The fund currently has a weighted-average life of 1.3 years due to the large cash balance it maintains in short-term deposits. The fund will rely on secondary market liquidity to meet large redemption requests. However, it has access to an overdraft facility of up to 10% of assets under management and requires 14 days’ notice on redemptions above 3% of the fund. On the asset side, it holds only a limited proportion of outstanding debt issues, all of which are listed on the Singapore Exchange.
The fund is regulated by the Securities and Exchange Commission of Sri Lanka under the Unit Trust Code, 2011. Deutsche Bank Sri Lanka, a branch of Deutsche Bank AG (A-/RWN/F1), is the trustee.

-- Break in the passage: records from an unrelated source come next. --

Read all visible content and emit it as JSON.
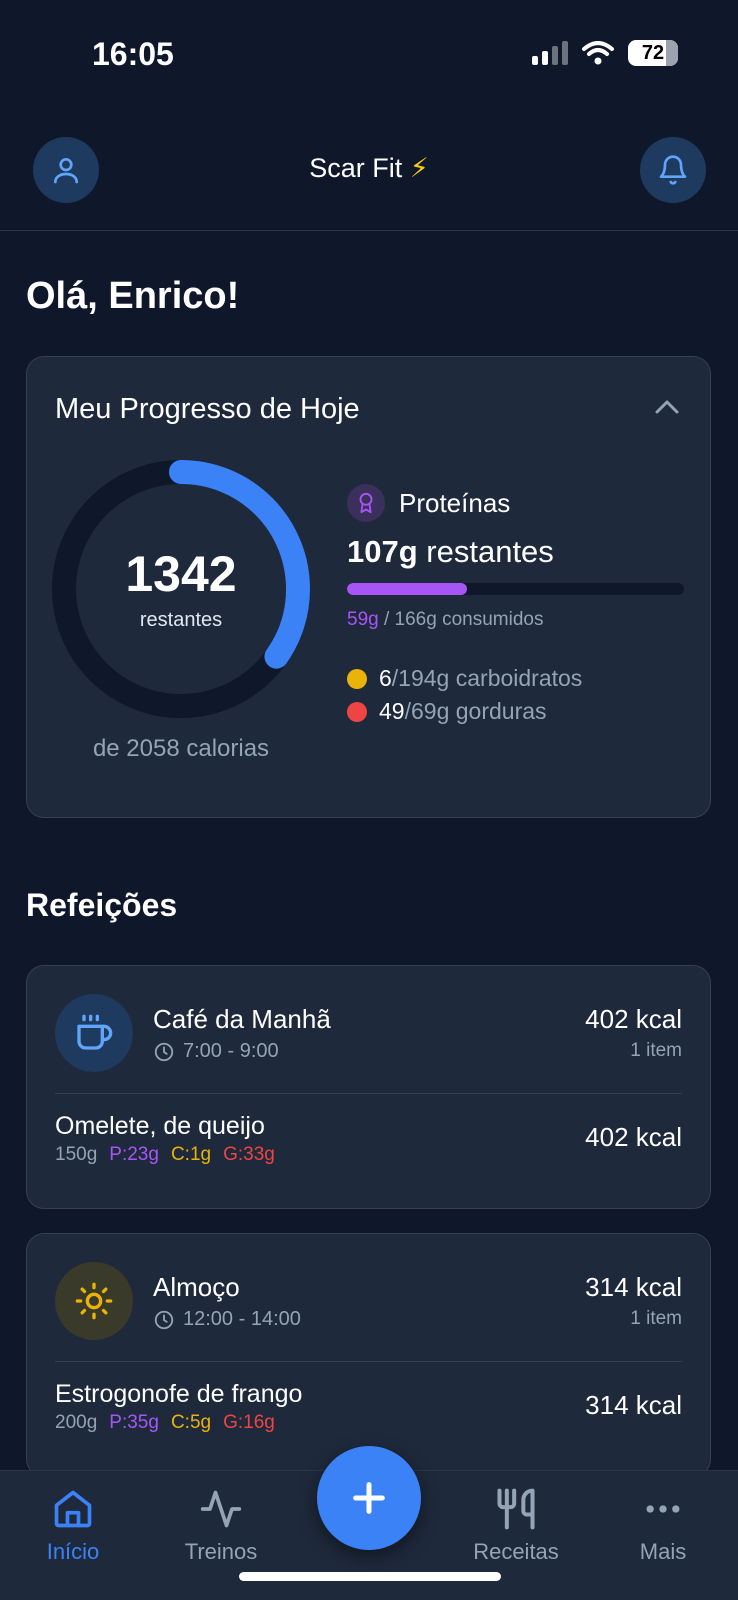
{
  "status_bar": {
    "time": "16:05",
    "battery": "72"
  },
  "header": {
    "title": "Scar Fit",
    "title_emoji": "⚡"
  },
  "greeting": "Olá, Enrico!",
  "progress": {
    "title": "Meu Progresso de Hoje",
    "calories_remaining": "1342",
    "remaining_label": "restantes",
    "calories_total_text": "de 2058 calorias",
    "calories_consumed_fraction": 0.348,
    "protein": {
      "label": "Proteínas",
      "remaining_value": "107g",
      "remaining_suffix": " restantes",
      "consumed": "59g",
      "consumed_suffix": " / 166g consumidos",
      "fill_fraction": 0.355,
      "color": "#a855f7"
    },
    "carbs": {
      "value": "6",
      "suffix": "/194g carboidratos",
      "color": "#eab308"
    },
    "fats": {
      "value": "49",
      "suffix": "/69g gorduras",
      "color": "#ef4444"
    }
  },
  "meals_title": "Refeições",
  "meals": [
    {
      "name": "Café da Manhã",
      "time": "7:00 - 9:00",
      "kcal": "402 kcal",
      "items_count": "1 item",
      "icon": "coffee-icon",
      "food": {
        "name": "Omelete, de queijo",
        "weight": "150g",
        "p": "P:23g",
        "c": "C:1g",
        "g": "G:33g",
        "kcal": "402 kcal"
      }
    },
    {
      "name": "Almoço",
      "time": "12:00 - 14:00",
      "kcal": "314 kcal",
      "items_count": "1 item",
      "icon": "sun-icon",
      "food": {
        "name": "Estrogonofe de frango",
        "weight": "200g",
        "p": "P:35g",
        "c": "C:5g",
        "g": "G:16g",
        "kcal": "314 kcal"
      }
    }
  ],
  "nav": [
    {
      "label": "Início",
      "icon": "home-icon",
      "active": true
    },
    {
      "label": "Treinos",
      "icon": "activity-icon",
      "active": false
    },
    {
      "label": "Receitas",
      "icon": "utensils-icon",
      "active": false
    },
    {
      "label": "Mais",
      "icon": "more-icon",
      "active": false
    }
  ],
  "colors": {
    "accent": "#3b82f6",
    "background": "#0f172a",
    "card": "#1e293b"
  }
}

Fitch considers CAM suitably qualified, competent and capable of managing the fund. The investment committee has relevant experience and the company has sufficient sources of information on which to base its decision-making process. Fitch considers the systems supporting the fund’s investment activities to be satisfactory.
CAM is 21%-owned by Sri Lanka Insurance Corporation Limited (SLIC, B+/Stable), 69% by Ceylon Capital Trust (Pvt) Ltd and 10% by Commercial Credit and Finance PLC (CCF). Fitch believes CAM has shareholder support, but a key challenge will be demonstrating sustained growth in assets under management. The Ceylon Dollar Bond Fund is a key component of its growth strategy.
CAM has been managing funds since 1999. The current management team has been in place since 2005 and SLIC and CCF invested in the business in 2010 and 2013, respectively.
The ratings may be sensitive to changes in the fund’s credit quality or market risk profile. The International Fund Credit Quality Rating may be downgraded if Fitch downgrades the rating of the Sri Lankan sovereign or the ratings of the banks in which the fund has invested assets, especially the banks whose issues are not government guaranteed. An upgrade of the assets in the fund’s portfolio could lead to an upgrade of the fund.
Changes in exchange-control regulations that could increase the fund’s transfer and convertibility risks or a weakening in the liquidity inherent in the fund or changes to liquidity provisions – such as the manager’s ability to borrow against the fund’s net assets or its ability to delay redemptions – would be viewed as negative.
To maintain the bond fund ratings, CAM will provide Fitch with portfolio information, including details of the portfolio’s holdings and credit quality. Fitch closely monitors the credit composition of the portfolio, the credit counterparties used by the manager and the overall market risk profile of the investments.